本発明は、生体の皮膚組織に残留した光感受性物質量を計測する皮膚残留薬剤計測装置及び皮膚残留薬剤計測方法に関する。
光線力学的治療(Photodynamic Therapy:PDT、光化学治療ともいう)は、癌治療や頻脈性不整脈の治療等に用いられている。
癌の光線力学的治療では、光感受性物質を静脈注射等により投与し、癌組織に選択的に吸収・集積させた後、レーザ光等の光線を照射することにより癌組織を治療する。
つまり、癌組織に取り込まれた光感受性物質を光線照射により励起すると、励起された光感受性物質のエネルギーは、癌組織内に存在する酸素に移乗して、一重項酸素を生成し、この一重項酸素がその強力な酸化力により組織病変部の細胞を壊死させる。
癌の光線力学的治療は、光感受性物質が組織病変部へ選択的に集積する性質と、光により増感される性質を、利用したものである。
光増感反応を用いた治療における最大の副作用は光線過敏症であり、細胞外光増感反応を利用した頻脈性不整脈に対する光線力学アブレーションにおいても光感受性薬剤タラポルフィンナトリウムを投与するため、光線過敏症発症の可能性は避けられない。
現在、タラポルフィンナトリウムを用いた早期肺癌および原発性悪性脳腫瘍に対する光線力学的治療においては光線過敏症発症回避のために設定されている2週間の遮光期間および発症リスク判断方法は薬剤代謝の最も遅い例に対して定められたものであり、不要な遮光入院を強いられる場合や、遮光入院期間の設定が医師の判断によって管理されているといった課題が残る。

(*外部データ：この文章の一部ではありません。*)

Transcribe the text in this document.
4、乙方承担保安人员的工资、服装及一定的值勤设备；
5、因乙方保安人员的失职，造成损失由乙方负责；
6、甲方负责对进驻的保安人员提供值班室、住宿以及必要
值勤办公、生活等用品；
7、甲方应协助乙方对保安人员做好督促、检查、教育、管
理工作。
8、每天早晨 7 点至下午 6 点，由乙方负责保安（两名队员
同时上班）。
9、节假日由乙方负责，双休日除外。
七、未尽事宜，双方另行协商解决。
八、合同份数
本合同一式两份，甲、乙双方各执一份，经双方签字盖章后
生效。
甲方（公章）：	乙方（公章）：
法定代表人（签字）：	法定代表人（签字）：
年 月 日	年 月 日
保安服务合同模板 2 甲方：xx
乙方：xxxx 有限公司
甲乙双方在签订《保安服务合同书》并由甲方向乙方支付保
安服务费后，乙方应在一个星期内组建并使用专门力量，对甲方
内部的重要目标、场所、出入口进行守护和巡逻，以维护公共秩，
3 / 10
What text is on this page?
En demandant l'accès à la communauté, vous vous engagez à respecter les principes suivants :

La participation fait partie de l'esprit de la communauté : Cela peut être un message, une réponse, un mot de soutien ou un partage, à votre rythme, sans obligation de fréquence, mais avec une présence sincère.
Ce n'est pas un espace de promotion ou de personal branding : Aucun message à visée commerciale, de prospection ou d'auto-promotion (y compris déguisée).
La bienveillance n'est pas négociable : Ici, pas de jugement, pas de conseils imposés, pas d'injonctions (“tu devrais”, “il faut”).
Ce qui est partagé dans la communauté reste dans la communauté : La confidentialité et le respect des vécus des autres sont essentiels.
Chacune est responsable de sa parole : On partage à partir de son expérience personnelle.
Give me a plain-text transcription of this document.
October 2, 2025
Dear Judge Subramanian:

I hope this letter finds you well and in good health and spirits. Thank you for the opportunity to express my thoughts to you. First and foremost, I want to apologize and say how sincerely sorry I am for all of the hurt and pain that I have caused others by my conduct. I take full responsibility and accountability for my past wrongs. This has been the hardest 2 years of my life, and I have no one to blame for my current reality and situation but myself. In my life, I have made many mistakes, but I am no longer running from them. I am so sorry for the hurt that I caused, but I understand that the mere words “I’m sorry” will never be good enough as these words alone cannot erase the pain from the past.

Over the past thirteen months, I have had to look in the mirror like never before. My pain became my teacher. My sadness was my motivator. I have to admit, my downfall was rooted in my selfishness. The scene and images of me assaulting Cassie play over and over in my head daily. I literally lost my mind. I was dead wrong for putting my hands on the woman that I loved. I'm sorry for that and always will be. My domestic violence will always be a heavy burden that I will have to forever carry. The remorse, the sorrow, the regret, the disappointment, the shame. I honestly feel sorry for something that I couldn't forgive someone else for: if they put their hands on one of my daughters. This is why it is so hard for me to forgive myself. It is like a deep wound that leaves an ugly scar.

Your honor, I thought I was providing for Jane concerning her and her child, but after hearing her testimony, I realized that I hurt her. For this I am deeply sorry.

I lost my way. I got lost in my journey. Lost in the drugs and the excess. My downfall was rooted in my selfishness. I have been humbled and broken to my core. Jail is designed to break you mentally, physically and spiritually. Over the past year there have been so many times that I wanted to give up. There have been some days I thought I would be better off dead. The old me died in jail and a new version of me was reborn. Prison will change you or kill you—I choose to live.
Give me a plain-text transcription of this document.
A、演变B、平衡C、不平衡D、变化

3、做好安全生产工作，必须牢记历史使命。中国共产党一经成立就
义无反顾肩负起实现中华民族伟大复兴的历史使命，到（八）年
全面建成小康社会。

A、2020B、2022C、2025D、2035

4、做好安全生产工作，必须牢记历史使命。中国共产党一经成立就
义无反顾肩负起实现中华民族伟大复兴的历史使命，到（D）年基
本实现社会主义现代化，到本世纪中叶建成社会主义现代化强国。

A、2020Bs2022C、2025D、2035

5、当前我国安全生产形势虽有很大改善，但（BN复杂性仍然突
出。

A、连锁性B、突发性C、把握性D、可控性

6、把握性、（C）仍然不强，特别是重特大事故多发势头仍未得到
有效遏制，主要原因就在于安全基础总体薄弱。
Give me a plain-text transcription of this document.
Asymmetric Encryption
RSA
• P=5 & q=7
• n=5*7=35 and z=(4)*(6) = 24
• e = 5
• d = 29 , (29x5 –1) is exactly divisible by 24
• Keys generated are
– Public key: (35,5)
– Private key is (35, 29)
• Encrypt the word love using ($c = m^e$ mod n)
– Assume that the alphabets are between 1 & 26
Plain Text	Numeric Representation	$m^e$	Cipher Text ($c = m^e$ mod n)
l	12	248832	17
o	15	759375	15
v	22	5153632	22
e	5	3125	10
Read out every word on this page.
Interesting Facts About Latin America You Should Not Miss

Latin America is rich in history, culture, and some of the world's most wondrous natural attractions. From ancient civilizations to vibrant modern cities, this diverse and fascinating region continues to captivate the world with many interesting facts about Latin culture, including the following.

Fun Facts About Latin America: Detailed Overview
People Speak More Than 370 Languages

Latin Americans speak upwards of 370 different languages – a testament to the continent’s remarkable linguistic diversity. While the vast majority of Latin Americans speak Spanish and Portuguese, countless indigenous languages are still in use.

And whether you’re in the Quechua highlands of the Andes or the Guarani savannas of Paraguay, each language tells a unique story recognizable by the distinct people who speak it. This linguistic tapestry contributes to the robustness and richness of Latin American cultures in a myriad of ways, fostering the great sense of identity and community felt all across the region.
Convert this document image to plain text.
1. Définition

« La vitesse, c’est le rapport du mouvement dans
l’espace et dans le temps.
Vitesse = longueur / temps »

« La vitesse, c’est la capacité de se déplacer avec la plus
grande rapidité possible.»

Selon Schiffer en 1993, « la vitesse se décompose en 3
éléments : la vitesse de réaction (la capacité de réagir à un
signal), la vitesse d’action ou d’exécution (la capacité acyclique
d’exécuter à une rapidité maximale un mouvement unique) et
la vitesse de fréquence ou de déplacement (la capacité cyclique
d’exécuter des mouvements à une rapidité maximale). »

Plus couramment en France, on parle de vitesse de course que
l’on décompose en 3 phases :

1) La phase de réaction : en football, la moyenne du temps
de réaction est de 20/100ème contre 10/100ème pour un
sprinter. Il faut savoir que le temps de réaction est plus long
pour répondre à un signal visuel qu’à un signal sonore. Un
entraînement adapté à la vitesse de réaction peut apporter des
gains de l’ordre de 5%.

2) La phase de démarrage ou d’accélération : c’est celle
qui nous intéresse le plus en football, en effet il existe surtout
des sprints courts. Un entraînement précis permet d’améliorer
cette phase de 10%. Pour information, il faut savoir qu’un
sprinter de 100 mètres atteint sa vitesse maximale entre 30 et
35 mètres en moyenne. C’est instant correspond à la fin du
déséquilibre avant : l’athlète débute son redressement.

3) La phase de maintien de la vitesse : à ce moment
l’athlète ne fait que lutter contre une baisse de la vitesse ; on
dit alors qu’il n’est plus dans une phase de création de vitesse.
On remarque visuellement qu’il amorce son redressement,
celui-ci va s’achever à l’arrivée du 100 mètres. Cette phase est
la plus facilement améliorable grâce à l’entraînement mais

一方で、頻脈性不整脈に対するカテーテルアブレーション治療においては、入院期間はおよそ3〜5日である。タラポルフィンナトリウムを用いた光線力学アブレーションによる頻脈性不整脈治療においても、通常のアブレーション治療と同等あるいはそれ以下の入院期間であることが望ましい。
タラポルフィンナトリウムの代謝速度は患者によって大きく異なることから、薬剤代謝が速く早期に光線過敏症発症のリスクがなくなる患者群に不要な遮光入院を強いる必要はなく、代謝の速い患者に対しては医師判断に基づいて早期退院を指示することで入院期間を短縮できる可能性がある。
光線過敏症は表皮に残留する光感受性薬剤による光増感反応によるものであるから、表皮に残留する光感受性薬剤量に関する情報を提供できれば、光線過敏症のリスク判断が可能となり、安全な早期退院の医師判断の支援になり得る。
そこで、光線過敏症のリスク判断を目的として、皮膚光感受性試験が行われている。皮膚光感受性試験は、患者に、穴をあけた日光曝露用の手袋を装着させ、直射日光を曝露後、手袋を外して発赤や水泡等の光線過敏反応の有無をチェックすることにより行う(例えば、非特許文献1)。この試験で光線過敏反応が認められた場合は、反応が消失するまで同様の試験が繰り返され、反応が消失した時点で、患者の退院が可能となる。
非特許文献1に記載された皮膚光感受性試験は、単純で簡単な方法ではあるが、侵襲性があり、非定量的である。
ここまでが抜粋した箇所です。